The market-implied 1-standard-deviation range for PG extends from approximately $133.39 on the downside to $150.51 on the upside. A PG long straddle is a pure-volatility play: it profits when the underlying moves far enough from the strike in either direction to overcome the combined call plus put debit, regardless of direction. Current PG IV rank near 43.15% is mid-range against its 1-year distribution, so the IV signal is neutral; the straddle thesis on PG should anchor more to the directional view and the expected-move geometry. As a Consumer Defensive name, PG options can move on sector-level news flow (peer earnings, regulatory updates, industry-specific macro data) in addition to PG-specific events.

PG straddle positions are structurally neutral / high-volatility (long premium); the modeled P&L assumes European-style exercise at expiration and ignores early assignment, transaction costs, dividends paid before expiry on the stock leg (when present), and the bid-ask spread on the listed chain. PG positions also carry Consumer Defensive sector concentration risk; news flow inside the sector (peer earnings, regulatory shifts, supply-chain headlines) can move PG alongside the broader basket even when PG-specific fundamentals are unchanged. Always rebuild the position from current PG chain quotes before placing a trade.

Frequently asked questions

What is a straddle on PG?
A straddle on PG is the straddle strategy applied to PG (stock). The strategy is structurally neutral / high-volatility (long premium): A long straddle buys an ATM call and an ATM put at the same strike, profiting from a large move in either direction; max loss equals the combined debit when the underlying pins to the strike at expiration.
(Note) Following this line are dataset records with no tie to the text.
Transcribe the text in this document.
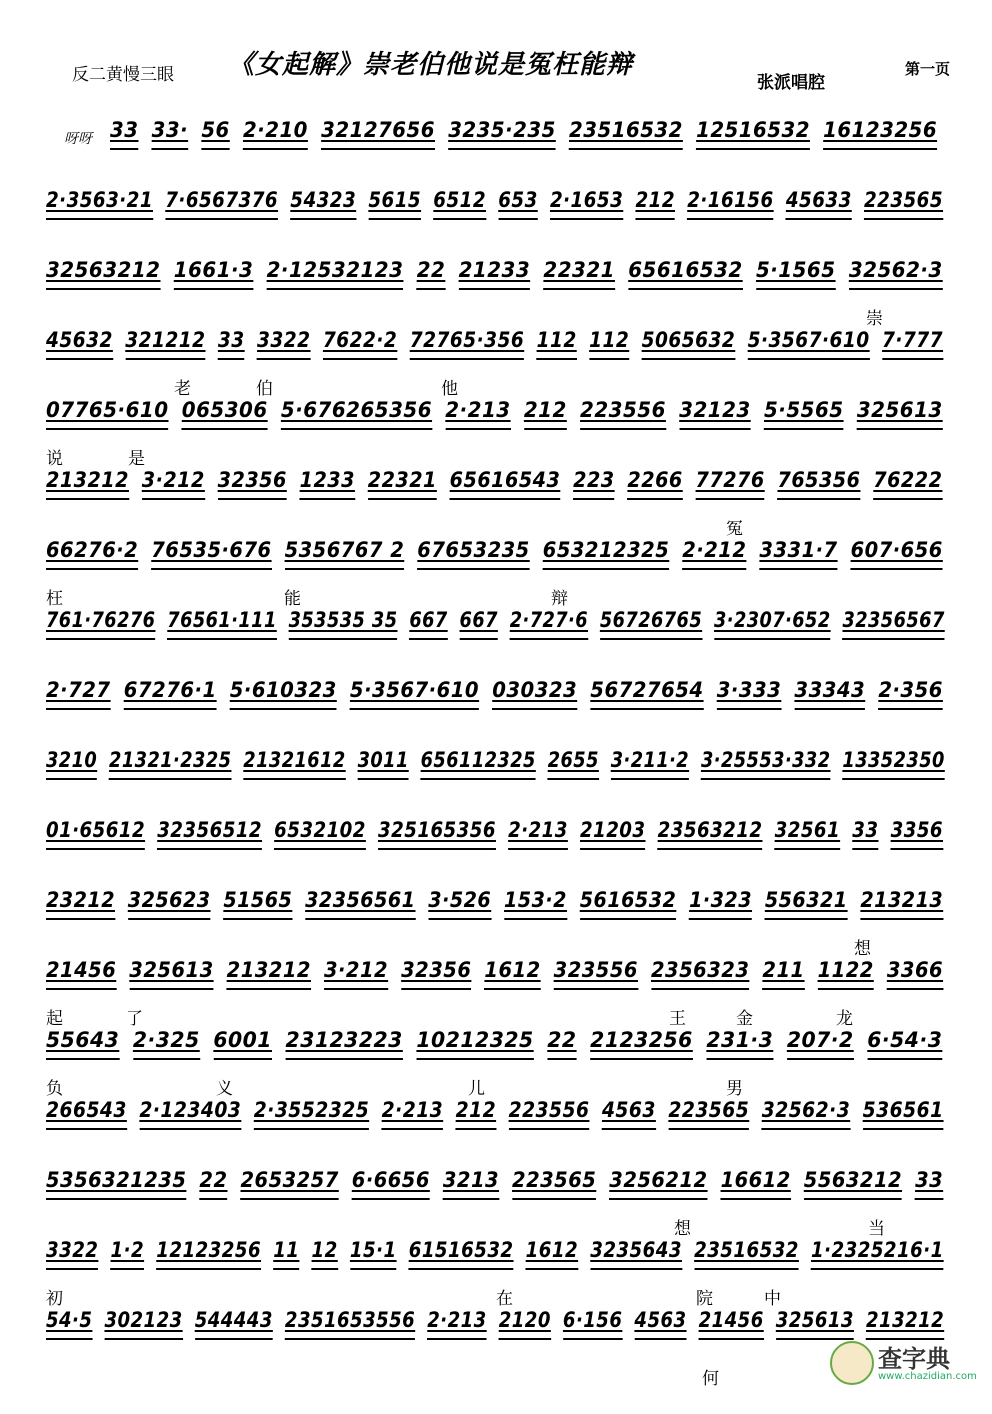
反二黄慢三眼 《女起解》崇老伯他说是冤枉能辩
张派唱腔
第一页
呀呀 33 33· 56 2·210 32127656 3235·235 23516532 12516532 16123256
2·3563·21 7·6567376 54323 5615 6512 653 2·1653 212 2·16156 45633 223565
32563212 1661·3 2·12532123 22 21233 22321 65616532 5·1565 32562·3
崇
45632 321212 33 3322 7622·2 72765·356 112 112 5065632 5·3567·610 7·777
老	伯	他
07765·610 065306 5·676265356 2·213 212 223556 32123 5·5565 325613
说	是
213212 3·212 32356 1233 22321 65616543 223 2266 77276 765356 76222
冤
66276·2 76535·676 5356767 2 67653235 653212325 2·212 3331·7 607·656
枉	能	辩
761·76276 76561·111 353535 35 667 667 2·727·6 56726765 3·2307·652 32356567
2·727 67276·1 5·610323 5·3567·610 030323 56727654 3·333 33343 2·356
3210 21321·2325 21321612 3011 656112325 2655 3·211·2 3·25553·332 13352350
01·65612 32356512 6532102 325165356 2·213 21203 23563212 32561 33 3356
23212 325623 51565 32356561 3·526 153·2 5616532 1·323 556321 213213
想
21456 325613 213212 3·212 32356 1612 323556 2356323 211 1122 3366
起	了	王	金	龙
55643 2·325 6001 23123223 10212325 22 2123256 231·3 207·2 6·54·3
负	义	儿	男
266543 2·123403 2·3552325 2·213 212 223556 4563 223565 32562·3 536561
5356321235 22 2653257 6·6656 3213 223565 3256212 16612 5563212 33
想	当
3322 1·2 12123256 11 12 15·1 61516532 1612 3235643 23516532 1·2325216·1
初	在	院	中
54·5 302123 544443 2351653556 2·213 2120 6·156 4563 21456 325613 213212
何
查字典
www.chazidian.com
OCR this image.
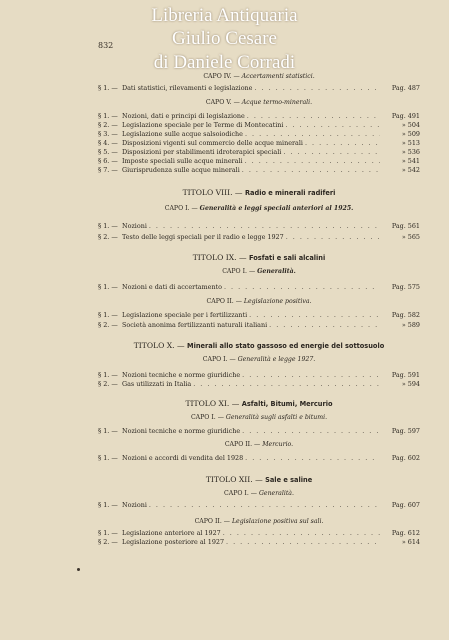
Libreria Antiquaria
Giulio Cesare
di Daniele Corradi
832
CAPO IV. — Accertamenti statistici.
§ 1. — Dati statistici, rilevamenti e legislazione . . .	Pag. 487
CAPO V. — Acque termo-minerali.
§ 1. — Nozioni, dati e principi di legislazione . . .	Pag. 491
§ 2. — Legislazione speciale per le Terme di Montecatini . . .	» 504
§ 3. — Legislazione sulle acque salsoiodiche . . .	» 509
§ 4. — Disposizioni vigenti sul commercio delle acque minerali . . .	» 513
§ 5. — Disposizioni per stabilimenti idroterapici speciali . . .	» 536
§ 6. — Imposte speciali sulle acque minerali . . .	» 541
§ 7. — Giurisprudenza sulle acque minerali . . .	» 542
TITOLO VIII. — Radio e minerali radiferi
CAPO I. — Generalità e leggi speciali anteriori al 1925.
§ 1. — Nozioni . . .	Pag. 561
§ 2. — Testo delle leggi speciali per il radio e legge 1927 . . .	» 565
TITOLO IX. — Fosfati e sali alcalini
CAPO I. — Generalità.
§ 1. — Nozioni e dati di accertamento . . .	Pag. 575
CAPO II. — Legislazione positiva.
§ 1. — Legislazione speciale per i fertilizzanti . . .	Pag. 582
§ 2. — Società anonima fertilizzanti naturali italiani . . .	» 589
TITOLO X. — Minerali allo stato gassoso ed energie del sottosuolo
CAPO I. — Generalità e legge 1927.
§ 1. — Nozioni tecniche e norme giuridiche . . .	Pag. 591
§ 2. — Gas utilizzati in Italia . . .	» 594
TITOLO XI. — Asfalti, Bitumi, Mercurio
CAPO I. — Generalità sugli asfalti e bitumi.
§ 1. — Nozioni tecniche e norme giuridiche . . .	Pag. 597
CAPO II. — Mercurio.
§ 1. — Nozioni e accordi di vendita del 1928 . . .	Pag. 602
TITOLO XII. — Sale e saline
CAPO I. — Generalità.
§ 1. — Nozioni . . .	Pag. 607
CAPO II. — Legislazione positiva sul sali.
§ 1. — Legislazione anteriore al 1927 . . .	Pag. 612
§ 2. — Legislazione posteriore al 1927 . . .	» 614
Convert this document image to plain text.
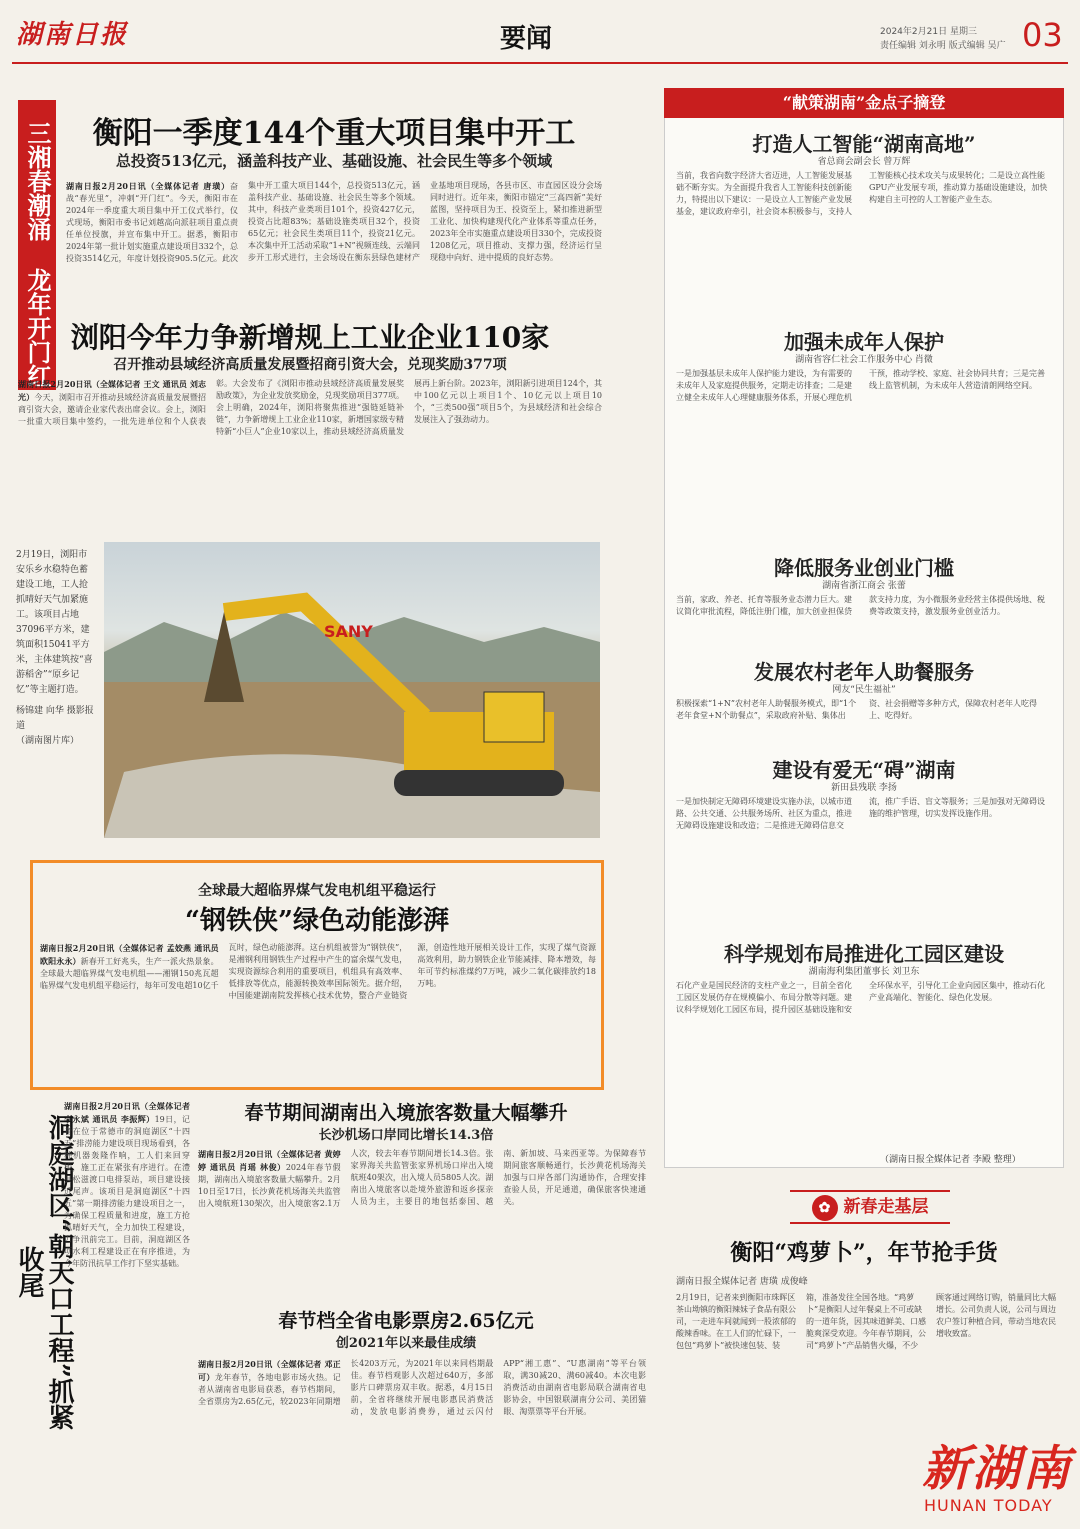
湖南日报	要闻	2024年2月21日 星期三
责任编辑 刘永明 版式编辑 吴广 03
三湘春潮涌 龙年开门红
衡阳一季度144个重大项目集中开工
总投资513亿元，涵盖科技产业、基础设施、社会民生等多个领域
湖南日报2月20日讯（全媒体记者 唐璜）奋战“春光里”，冲刺“开门红”。今天，衡阳市在2024年一季度重大项目集中开工仪式举行，仪式现场，衡阳市委书记刘越高向派驻项目重点责任单位授旗，并宣布集中开工。据悉，衡阳市2024年第一批计划实施重点建设项目332个，总投资3514亿元，年度计划投资905.5亿元。此次集中开工重大项目144个，总投资513亿元，涵盖科技产业、基础设施、社会民生等多个领域。其中，科技产业类项目101个，投资427亿元，投资占比超83%；基础设施类项目32个，投资65亿元；社会民生类项目11个，投资21亿元。本次集中开工活动采取“1+N”视频连线、云端同步开工形式进行，主会场设在衡东县绿色建材产业基地项目现场，各县市区、市直园区设分会场同时进行。近年来，衡阳市锚定“三高四新”美好蓝图，坚持项目为王、投资至上，紧扣推进新型工业化、加快构建现代化产业体系等重点任务，2023年全市实施重点建设项目330个，完成投资1208亿元，项目推动、支撑力强，经济运行呈现稳中向好、进中提质的良好态势。
浏阳今年力争新增规上工业企业110家
召开推动县域经济高质量发展暨招商引资大会，兑现奖励377项
湖南日报2月20日讯（全媒体记者 王文 通讯员 刘志光）今天，浏阳市召开推动县域经济高质量发展暨招商引资大会，邀请企业家代表出席会议。会上，浏阳一批重大项目集中签约，一批先进单位和个人获表彰。大会发布了《浏阳市推动县域经济高质量发展奖励政策》，为企业发放奖励金，兑现奖励项目377项。会上明确，2024年，浏阳将聚焦推进“强链延链补链”，力争新增规上工业企业110家，新增国家级专精特新“小巨人”企业10家以上，推动县域经济高质量发展再上新台阶。2023年，浏阳新引进项目124个，其中100亿元以上项目1个、10亿元以上项目10个，“三类500强”项目5个，为县域经济和社会综合发展注入了强劲动力。
SANY
2月19日，浏阳市安乐乡水稳特色蓄建设工地，工人抢抓晴好天气加紧施工。该项目占地37096平方米，建筑面积15041平方米，主体建筑按“喜游稻舍”“原乡记忆”等主题打造。
杨锦建 向华 摄影报道
（湖南图片库）
全球最大超临界煤气发电机组平稳运行
“钢铁侠”绿色动能澎湃
湖南日报2月20日讯（全媒体记者 孟姣燕 通讯员 欧阳永永）新春开工好兆头，生产一派火热景象。全球最大超临界煤气发电机组——湘钢150兆瓦超临界煤气发电机组平稳运行，每年可发电超10亿千瓦时，绿色动能澎湃。这台机组被誉为“钢铁侠”，是湘钢利用钢铁生产过程中产生的富余煤气发电，实现资源综合利用的重要项目，机组具有高效率、低排放等优点，能源转换效率国际领先。据介绍，中国能建湖南院发挥核心技术优势，整合产业链资源，创造性地开展相关设计工作，实现了煤气资源高效利用，助力钢铁企业节能减排、降本增效，每年可节约标准煤约7万吨，减少二氧化碳排放约18万吨。
洞庭湖区“朝天口工程”抓紧收尾
湖南日报2月20日讯（全媒体记者 李永斌 通讯员 李振辉）19日，记者在位于常德市的洞庭湖区“十四五”排涝能力建设项目现场看到，各种机器轰隆作响，工人们来回穿梭，施工正在紧张有序进行。在澧县松滋渡口电排泵站，项目建设接近尾声。该项目是洞庭湖区“十四五”第一期排涝能力建设项目之一，为确保工程质量和进度，施工方抢抓晴好天气，全力加快工程建设，力争汛前完工。目前，洞庭湖区各项水利工程建设正在有序推进，为今年防汛抗旱工作打下坚实基础。
春节期间湖南出入境旅客数量大幅攀升
长沙机场口岸同比增长14.3倍
湖南日报2月20日讯（全媒体记者 黄婷婷 通讯员 肖瑶 林俊）2024年春节假期，湖南出入境旅客数量大幅攀升。2月10日至17日，长沙黄花机场海关共监管出入境航班130架次，出入境旅客2.1万人次，较去年春节期间增长14.3倍。张家界海关共监管张家界机场口岸出入境航班40架次，出入境人员5805人次。湖南出入境旅客以赴境外旅游和返乡探亲人员为主，主要目的地包括泰国、越南、新加坡、马来西亚等。为保障春节期间旅客顺畅通行，长沙黄花机场海关加强与口岸各部门沟通协作，合理安排查验人员，开足通道，确保旅客快速通关。
春节档全省电影票房2.65亿元
创2021年以来最佳成绩
湖南日报2月20日讯（全媒体记者 邓正可）龙年春节，各地电影市场火热。记者从湖南省电影局获悉，春节档期间，全省票房为2.65亿元，较2023年同期增长4203万元，为2021年以来同档期最佳。春节档观影人次超过640万，多部影片口碑票房双丰收。据悉，4月15日前，全省将继续开展电影惠民消费活动，发放电影消费券，通过云闪付APP“湘工惠”、“U惠湖南”等平台领取，满30减20、满60减40。本次电影消费活动由湖南省电影局联合湖南省电影协会，中国银联湖南分公司、美团猫眼、淘票票等平台开展。
“献策湖南”金点子摘登
打造人工智能“湖南高地”
省总商会副会长 曾万辉
当前，我省向数字经济大省迈进，人工智能发展基础不断夯实。为全面提升我省人工智能科技创新能力，特提出以下建议：一是设立人工智能产业发展基金，建议政府牵引，社会资本积极参与，支持人工智能核心技术攻关与成果转化；二是设立高性能GPU产业发展专项，推动算力基础设施建设，加快构建自主可控的人工智能产业生态。
加强未成年人保护
湖南省容仁社会工作服务中心 肖微
一是加强基层未成年人保护能力建设，为有需要的未成年人及家庭提供服务，定期走访排查；二是建立健全未成年人心理健康服务体系，开展心理危机干预，推动学校、家庭、社会协同共育；三是完善线上监管机制，为未成年人营造清朗网络空间。
降低服务业创业门槛
湖南省浙江商会 张蕾
当前，家政、养老、托育等服务业态潜力巨大。建议简化审批流程，降低注册门槛，加大创业担保贷款支持力度，为小微服务业经营主体提供场地、税费等政策支持，激发服务业创业活力。
发展农村老年人助餐服务
网友“民生福祉”
积极探索“1+N”农村老年人助餐服务模式，即“1个老年食堂+N个助餐点”，采取政府补贴、集体出资、社会捐赠等多种方式，保障农村老年人吃得上、吃得好。
建设有爱无“碍”湖南
新田县残联 李扬
一是加快制定无障碍环境建设实施办法，以城市道路、公共交通、公共服务场所、社区为重点，推进无障碍设施建设和改造；二是推进无障碍信息交流，推广手语、盲文等服务；三是加强对无障碍设施的维护管理，切实发挥设施作用。
科学规划布局推进化工园区建设
湖南海利集团董事长 刘卫东
石化产业是国民经济的支柱产业之一，目前全省化工园区发展仍存在规模偏小、布局分散等问题。建议科学规划化工园区布局，提升园区基础设施和安全环保水平，引导化工企业向园区集中，推动石化产业高端化、智能化、绿色化发展。
（湖南日报全媒体记者 李殿 整理）
✿ 新春走基层
衡阳“鸡萝卜”，年节抢手货
湖南日报全媒体记者 唐璜 成俊峰
2月19日，记者来到衡阳市珠晖区茶山坳镇的衡阳辣妹子食品有限公司，一走进车间就闻到一股浓郁的酸辣香味。在工人们的忙碌下，一包包“鸡萝卜”被快速包装、装箱，准备发往全国各地。“鸡萝卜”是衡阳人过年餐桌上不可或缺的一道年货，因其味道鲜美、口感脆爽深受欢迎。今年春节期间，公司“鸡萝卜”产品销售火爆，不少顾客通过网络订购，销量同比大幅增长。公司负责人说，公司与周边农户签订种植合同，带动当地农民增收致富。
新湖南
HUNAN TODAY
With PG stock trading near $141.95, the strikes shown on this page are snapped to the nearest listed PG chain strike and the premiums come straight from the end-of-day bid/ask midpoint.
How are PG straddle max profit and max loss calculated?
Upside max profit is unbounded; downside max profit is bounded at the strike minus the combined call plus put debit (reached at zero). Max loss equals the combined debit times 100 (reached when the underlying pins to the strike). Two breakevens at strike plus debit and strike minus debit. For the PG straddle priced from the end-of-day chain at a 30-day expiry (ATM IV 21.04%), the computed maximum profit is unbounded per contract and the computed maximum loss is -$595.67 per contract. Live intraday quotes will differ as the chain moves through the trading session.
What is the breakeven for a PG straddle?
The breakeven for the PG straddle priced on this page is roughly $135.38 and $148.63 at expiration, derived from end-of-day chain premiums. Breakeven is the underlying price at which the strategy's P&L crosses zero ignoring transaction costs and assignment risk. The current PG market-implied 1-standard-deviation expected move is approximately 6.03%; if the move sits well outside the breakeven distance, the structure's risk-reward becomes correspondingly tighter.
When should you consider a straddle on PG?
Straddles on PG are pure-volatility plays that profit from large moves in either direction; traders typically buy PG straddles ahead of earnings, FDA decisions, or other catalysts where the realized move is expected to exceed the implied move priced into the chain.
How does current PG implied volatility affect this straddle?
PG ATM IV is at 21.04% with IV rank near 43.15%, which is mid-range against its 1-year history. Strategy selection depends more on directional thesis and expected move than on a strong IV signal.